In a separate move, Ladder this month arranged a $200 million warehouse line that isn’t subject to credit markdowns — paying the Koch Brothers real estate arm a whopping 10% over one-month Libor.

Deals like that, a source said, show the “desperation” of CLO shops to move away from repo funding.

“All these alternative forms of financing imply some level of distress,” said a pro at another CLO issuer. “You don’t come to market now unless you have to. The banks have been patient with warehouse lines [on loans], but at some point they will start pushing.”

Several mortgage REITs, including Angelo, Gordon & Co. subsidiary AG Mortgage, Exantas Capital and TPG Real Estate Finance, have already been clobbered by margin calls on warehouse lines they used to hold commercial-mortgage securities. As bond values plunged in late March and early April, they were forced into fire sales. TPG reported it lost $203.5 million selling off commercial MBS. Exantas lost $180.3 million (see article on Page 8).

For the loans in CLO issuers’ portfolios — mostly bridge loans on transitional properties — it’s too early to know how the current crisis may affect their values. But the risk of markdowns and margin calls has provided new impetus for firms to exit repurchase agreements and turn to options such as private placements.

The latest versions of the so-called hybrid deals contain language allowing the lenders to work with borrowers on forbearance and other accommodations to help them get through what market pros hope will be relatively short-term disruptions in cashflows. The transactions generally have other advantages over repo lines, including less recourse and terms that match the maturities of the mortgages. Meanwhile, they provide the flexibility to finance pools of large loans that would be difficult to securitize in the public market because of rating agencies’ concerns about concentration risk.

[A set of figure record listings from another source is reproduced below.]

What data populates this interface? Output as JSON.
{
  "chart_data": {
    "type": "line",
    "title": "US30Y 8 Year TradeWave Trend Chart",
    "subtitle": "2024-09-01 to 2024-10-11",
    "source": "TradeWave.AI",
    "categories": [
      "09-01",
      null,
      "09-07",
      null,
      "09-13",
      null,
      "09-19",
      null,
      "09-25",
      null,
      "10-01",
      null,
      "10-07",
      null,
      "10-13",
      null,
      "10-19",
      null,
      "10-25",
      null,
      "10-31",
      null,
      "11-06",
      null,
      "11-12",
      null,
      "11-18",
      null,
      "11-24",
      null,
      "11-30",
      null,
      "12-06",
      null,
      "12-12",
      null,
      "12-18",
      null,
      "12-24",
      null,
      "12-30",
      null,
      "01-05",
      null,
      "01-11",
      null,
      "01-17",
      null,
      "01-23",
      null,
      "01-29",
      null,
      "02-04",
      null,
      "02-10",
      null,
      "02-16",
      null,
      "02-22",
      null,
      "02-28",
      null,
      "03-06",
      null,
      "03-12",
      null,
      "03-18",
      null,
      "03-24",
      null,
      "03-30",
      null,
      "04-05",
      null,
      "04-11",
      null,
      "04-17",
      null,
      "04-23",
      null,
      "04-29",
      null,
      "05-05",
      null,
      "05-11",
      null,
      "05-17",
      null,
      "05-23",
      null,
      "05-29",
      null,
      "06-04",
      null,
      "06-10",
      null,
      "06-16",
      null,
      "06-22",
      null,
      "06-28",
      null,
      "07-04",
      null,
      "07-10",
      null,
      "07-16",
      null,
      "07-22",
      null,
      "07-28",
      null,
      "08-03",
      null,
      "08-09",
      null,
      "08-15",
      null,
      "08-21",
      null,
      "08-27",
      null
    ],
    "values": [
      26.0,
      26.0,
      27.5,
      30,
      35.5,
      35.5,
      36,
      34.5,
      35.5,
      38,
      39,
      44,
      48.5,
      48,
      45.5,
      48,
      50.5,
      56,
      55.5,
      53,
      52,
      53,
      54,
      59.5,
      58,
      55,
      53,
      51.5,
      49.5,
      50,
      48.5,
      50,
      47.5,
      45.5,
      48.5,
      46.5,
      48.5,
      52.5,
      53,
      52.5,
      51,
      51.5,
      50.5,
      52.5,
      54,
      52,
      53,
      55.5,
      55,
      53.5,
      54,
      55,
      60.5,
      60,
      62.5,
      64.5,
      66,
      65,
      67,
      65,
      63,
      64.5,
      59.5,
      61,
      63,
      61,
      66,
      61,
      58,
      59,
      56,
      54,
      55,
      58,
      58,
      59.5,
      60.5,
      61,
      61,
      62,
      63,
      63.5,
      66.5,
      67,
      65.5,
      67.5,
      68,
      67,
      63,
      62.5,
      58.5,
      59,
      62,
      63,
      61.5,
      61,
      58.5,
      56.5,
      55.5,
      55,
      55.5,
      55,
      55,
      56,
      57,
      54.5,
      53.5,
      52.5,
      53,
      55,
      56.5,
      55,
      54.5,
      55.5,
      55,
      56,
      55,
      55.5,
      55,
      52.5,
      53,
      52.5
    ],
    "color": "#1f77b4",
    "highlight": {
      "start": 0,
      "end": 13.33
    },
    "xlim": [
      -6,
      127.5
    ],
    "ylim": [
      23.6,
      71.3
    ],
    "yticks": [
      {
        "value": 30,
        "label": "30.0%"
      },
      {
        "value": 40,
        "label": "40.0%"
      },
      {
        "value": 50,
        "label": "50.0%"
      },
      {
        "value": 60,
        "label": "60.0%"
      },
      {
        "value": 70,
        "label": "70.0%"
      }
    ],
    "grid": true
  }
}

Although sometimes referred to as “private CLOs,” they differ in several ways from traditional CLOs. Some are closer in form to a loan. Others are structured as securities, but the tranching is basic, with a bank, insurer or money manager taking down or syndicating the entire senior portion while the bridge lender retains a large bottom piece. Buyers can command higher rates than a public CLO would carry, but the seller can save on issuance costs.

The uptick in interest in private deals comes as the public new-issue market has been frozen since early mid-March. However, Argentic this week began marketing a $607.4 million static CLO backed by 24 loans on 45 mostly office and multi-family properties (AREIT 2020-CRE4). It’s a somewhat smaller version of a deal it initially planned for April. Wells Fargo, Goldman and Morgan Stanley are running the books.